Shortly after that, the US Defense Advanced Research Projects Agency (DARPA) announced a call for the development of a dialysis-like device that could treat sepsis by filtering pathogens from the blood. Ingber and Super wrote a grant proposal for their FcMBL technology, and DARPA selected their project for funding in early 2011. The Wyss team went into overdrive, performing experiments to demonstrate that FcMBL could effectively remove pathogens from human body fluids as well as diagnose infections.

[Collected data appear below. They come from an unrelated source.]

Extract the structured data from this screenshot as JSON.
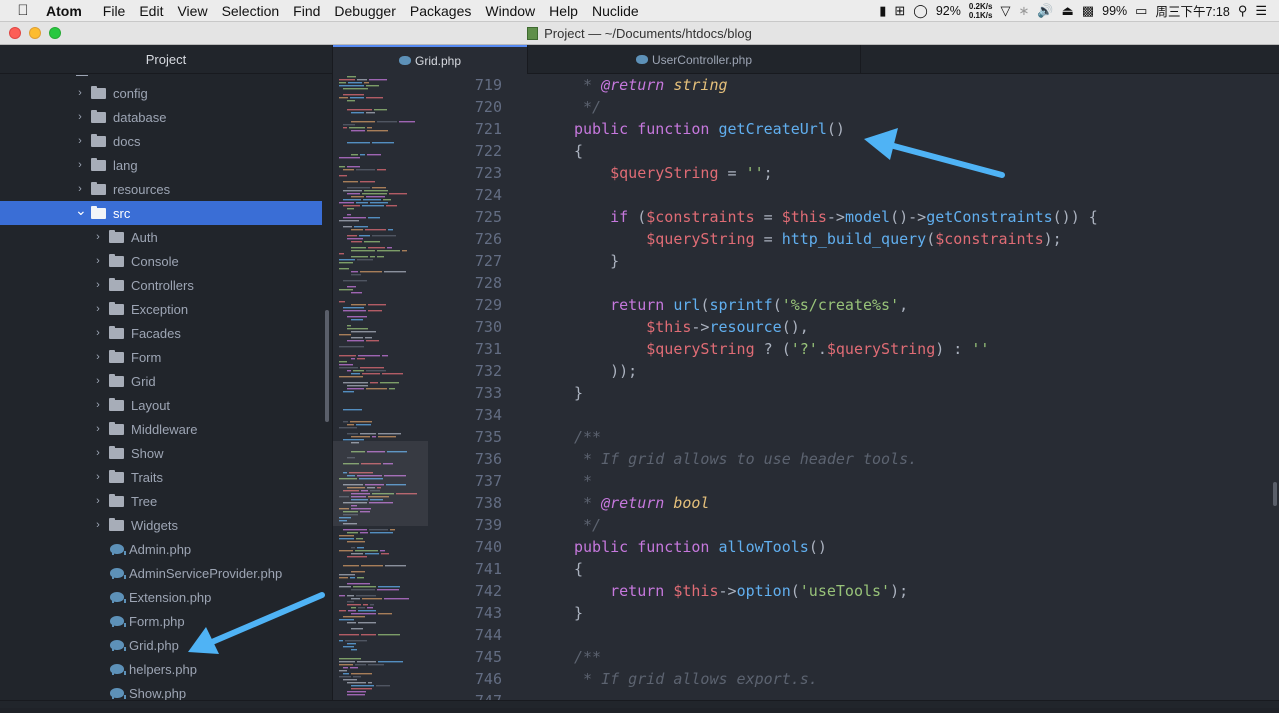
{
  "menubar": {
    "app_name": "Atom",
    "items": [
      "File",
      "Edit",
      "View",
      "Selection",
      "Find",
      "Debugger",
      "Packages",
      "Window",
      "Help",
      "Nuclide"
    ],
    "status": {
      "cpu": "92%",
      "net_up": "0.2K/s",
      "net_down": "0.1K/s",
      "battery": "99%",
      "clock": "周三下午7:18"
    }
  },
  "window": {
    "title": "Project — ~/Documents/htdocs/blog"
  },
  "sidebar": {
    "title": "Project",
    "items": [
      {
        "label": "config",
        "type": "folder",
        "depth": 1,
        "expanded": false
      },
      {
        "label": "database",
        "type": "folder",
        "depth": 1,
        "expanded": false
      },
      {
        "label": "docs",
        "type": "folder",
        "depth": 1,
        "expanded": false
      },
      {
        "label": "lang",
        "type": "folder",
        "depth": 1,
        "expanded": false
      },
      {
        "label": "resources",
        "type": "folder",
        "depth": 1,
        "expanded": false
      },
      {
        "label": "src",
        "type": "folder",
        "depth": 1,
        "expanded": true,
        "selected": true
      },
      {
        "label": "Auth",
        "type": "folder",
        "depth": 2,
        "expanded": false
      },
      {
        "label": "Console",
        "type": "folder",
        "depth": 2,
        "expanded": false
      },
      {
        "label": "Controllers",
        "type": "folder",
        "depth": 2,
        "expanded": false
      },
      {
        "label": "Exception",
        "type": "folder",
        "depth": 2,
        "expanded": false
      },
      {
        "label": "Facades",
        "type": "folder",
        "depth": 2,
        "expanded": false
      },
      {
        "label": "Form",
        "type": "folder",
        "depth": 2,
        "expanded": false
      },
      {
        "label": "Grid",
        "type": "folder",
        "depth": 2,
        "expanded": false
      },
      {
        "label": "Layout",
        "type": "folder",
        "depth": 2,
        "expanded": false
      },
      {
        "label": "Middleware",
        "type": "folder",
        "depth": 2,
        "expanded": false
      },
      {
        "label": "Show",
        "type": "folder",
        "depth": 2,
        "expanded": false
      },
      {
        "label": "Traits",
        "type": "folder",
        "depth": 2,
        "expanded": false
      },
      {
        "label": "Tree",
        "type": "folder",
        "depth": 2,
        "expanded": false
      },
      {
        "label": "Widgets",
        "type": "folder",
        "depth": 2,
        "expanded": false
      },
      {
        "label": "Admin.php",
        "type": "file",
        "depth": 2
      },
      {
        "label": "AdminServiceProvider.php",
        "type": "file",
        "depth": 2
      },
      {
        "label": "Extension.php",
        "type": "file",
        "depth": 2
      },
      {
        "label": "Form.php",
        "type": "file",
        "depth": 2
      },
      {
        "label": "Grid.php",
        "type": "file",
        "depth": 2
      },
      {
        "label": "helpers.php",
        "type": "file",
        "depth": 2
      },
      {
        "label": "Show.php",
        "type": "file",
        "depth": 2
      }
    ]
  },
  "tabs": [
    {
      "label": "Grid.php",
      "active": true
    },
    {
      "label": "UserController.php",
      "active": false
    }
  ],
  "editor": {
    "lines": [
      {
        "n": "719",
        "t": [
          [
            "cm",
            " * "
          ],
          [
            "tag",
            "@return"
          ],
          [
            "cm",
            " "
          ],
          [
            "ty",
            "string"
          ]
        ]
      },
      {
        "n": "720",
        "t": [
          [
            "cm",
            " */"
          ]
        ]
      },
      {
        "n": "721",
        "t": [
          [
            "kw",
            "public function "
          ],
          [
            "fn",
            "getCreateUrl"
          ],
          [
            "pl",
            "()"
          ]
        ]
      },
      {
        "n": "722",
        "t": [
          [
            "pl",
            "{"
          ]
        ]
      },
      {
        "n": "723",
        "t": [
          [
            "pl",
            "    "
          ],
          [
            "var",
            "$queryString"
          ],
          [
            "pl",
            " = "
          ],
          [
            "str",
            "''"
          ],
          [
            "pl",
            ";"
          ]
        ]
      },
      {
        "n": "724",
        "t": []
      },
      {
        "n": "725",
        "t": [
          [
            "pl",
            "    "
          ],
          [
            "kw",
            "if"
          ],
          [
            "pl",
            " ("
          ],
          [
            "var",
            "$constraints"
          ],
          [
            "pl",
            " = "
          ],
          [
            "var",
            "$this"
          ],
          [
            "pl",
            "->"
          ],
          [
            "fn",
            "model"
          ],
          [
            "pl",
            "()->"
          ],
          [
            "fn",
            "getConstraints"
          ],
          [
            "pl",
            "()) {"
          ]
        ]
      },
      {
        "n": "726",
        "t": [
          [
            "pl",
            "        "
          ],
          [
            "var",
            "$queryString"
          ],
          [
            "pl",
            " = "
          ],
          [
            "fn",
            "http_build_query"
          ],
          [
            "pl",
            "("
          ],
          [
            "var",
            "$constraints"
          ],
          [
            "pl",
            ");"
          ]
        ]
      },
      {
        "n": "727",
        "t": [
          [
            "pl",
            "    }"
          ]
        ]
      },
      {
        "n": "728",
        "t": []
      },
      {
        "n": "729",
        "t": [
          [
            "pl",
            "    "
          ],
          [
            "kw",
            "return"
          ],
          [
            "pl",
            " "
          ],
          [
            "fn",
            "url"
          ],
          [
            "pl",
            "("
          ],
          [
            "fn",
            "sprintf"
          ],
          [
            "pl",
            "("
          ],
          [
            "str",
            "'%s/create%s'"
          ],
          [
            "pl",
            ","
          ]
        ]
      },
      {
        "n": "730",
        "t": [
          [
            "pl",
            "        "
          ],
          [
            "var",
            "$this"
          ],
          [
            "pl",
            "->"
          ],
          [
            "fn",
            "resource"
          ],
          [
            "pl",
            "(),"
          ]
        ]
      },
      {
        "n": "731",
        "t": [
          [
            "pl",
            "        "
          ],
          [
            "var",
            "$queryString"
          ],
          [
            "pl",
            " ? ("
          ],
          [
            "str",
            "'?'"
          ],
          [
            "pl",
            "."
          ],
          [
            "var",
            "$queryString"
          ],
          [
            "pl",
            ") : "
          ],
          [
            "str",
            "''"
          ]
        ]
      },
      {
        "n": "732",
        "t": [
          [
            "pl",
            "    ));"
          ]
        ]
      },
      {
        "n": "733",
        "t": [
          [
            "pl",
            "}"
          ]
        ]
      },
      {
        "n": "734",
        "t": []
      },
      {
        "n": "735",
        "t": [
          [
            "cm",
            "/**"
          ]
        ]
      },
      {
        "n": "736",
        "t": [
          [
            "cm",
            " * If grid allows to use header tools."
          ]
        ]
      },
      {
        "n": "737",
        "t": [
          [
            "cm",
            " *"
          ]
        ]
      },
      {
        "n": "738",
        "t": [
          [
            "cm",
            " * "
          ],
          [
            "tag",
            "@return"
          ],
          [
            "cm",
            " "
          ],
          [
            "ty",
            "bool"
          ]
        ]
      },
      {
        "n": "739",
        "t": [
          [
            "cm",
            " */"
          ]
        ]
      },
      {
        "n": "740",
        "t": [
          [
            "kw",
            "public function "
          ],
          [
            "fn",
            "allowTools"
          ],
          [
            "pl",
            "()"
          ]
        ]
      },
      {
        "n": "741",
        "t": [
          [
            "pl",
            "{"
          ]
        ]
      },
      {
        "n": "742",
        "t": [
          [
            "pl",
            "    "
          ],
          [
            "kw",
            "return"
          ],
          [
            "pl",
            " "
          ],
          [
            "var",
            "$this"
          ],
          [
            "pl",
            "->"
          ],
          [
            "fn",
            "option"
          ],
          [
            "pl",
            "("
          ],
          [
            "str",
            "'useTools'"
          ],
          [
            "pl",
            ");"
          ]
        ]
      },
      {
        "n": "743",
        "t": [
          [
            "pl",
            "}"
          ]
        ]
      },
      {
        "n": "744",
        "t": []
      },
      {
        "n": "745",
        "t": [
          [
            "cm",
            "/**"
          ]
        ]
      },
      {
        "n": "746",
        "t": [
          [
            "cm",
            " * If grid allows export.s."
          ]
        ]
      },
      {
        "n": "747",
        "t": []
      }
    ]
  },
  "colors": {
    "accent": "#3a6ed6",
    "arrow": "#4fb3f5"
  }
}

The technology was named the Wyss Institute’s first Institute Project in 2014 and underwent a year of intensive de-risking. When they were confident that FcMBL was both technically and commercially viable, Ingber and Super began exploring different options for bringing the technology to market. They found a commercialization partner in Chris Velis, Founder and Chairman of MedCap Funds, which is now known as Miraki Innovation. Velis, who had been monitoring the Wyss Institute’s innovations and successes for nearly a decade, was impressed by FcMBL’s early success in binding to pathogens, and believed that it provided an ideal solution to clinical demands in infectious disease management. After extensive discussions, MedCap agreed to develop FcMBL through a new company, BOA Biomedical, in October 2018. A licensing agreement between BOA and Harvard’s Office of Technology Development was signed in September 2019, with Ingber and Super as Scientific Co-Founders.
Impact
BOA Biomedical has developed their first product called GARNETTM, a platform technology that has demonstrated the ability to capture more than 120 clinically relevant bacteria, fungi, parasites, toxins and viruses, including SARS-CoV-2. In part as a result of the COVID-19 pandemic, GARNETTM began its first-in-human clinical trial in early 2021 along with its companion diagnostic device, AGATE™. Mere months later, BOA announced that the system was used to treat a dialysis patient with a suspected bloodstream infection without any adverse effects. More patients have since been enrolled in the clinical trial and treated with the device. The technology also remains one of very few with the potential to address COVID-19 in a non-drug-based mechanism of action.
In addition to treating sepsis and diagnosing disease, BOA is also developing FcMBL into a point-of-care test for identifying infections and their severity in non-clinical settings. In the longer term, BOA aims to develop large-scale countermeasures to tackle future pandemics, biothreats and infectious diseases resulting from antimicrobial resistance and novel pathogens. The company continues to work closely on R&D with FcMBL’s inventors at the Wyss Institute: Ingber is a member of BOA’s Board of Directors, and Super serves on its Scientific Advisory Board.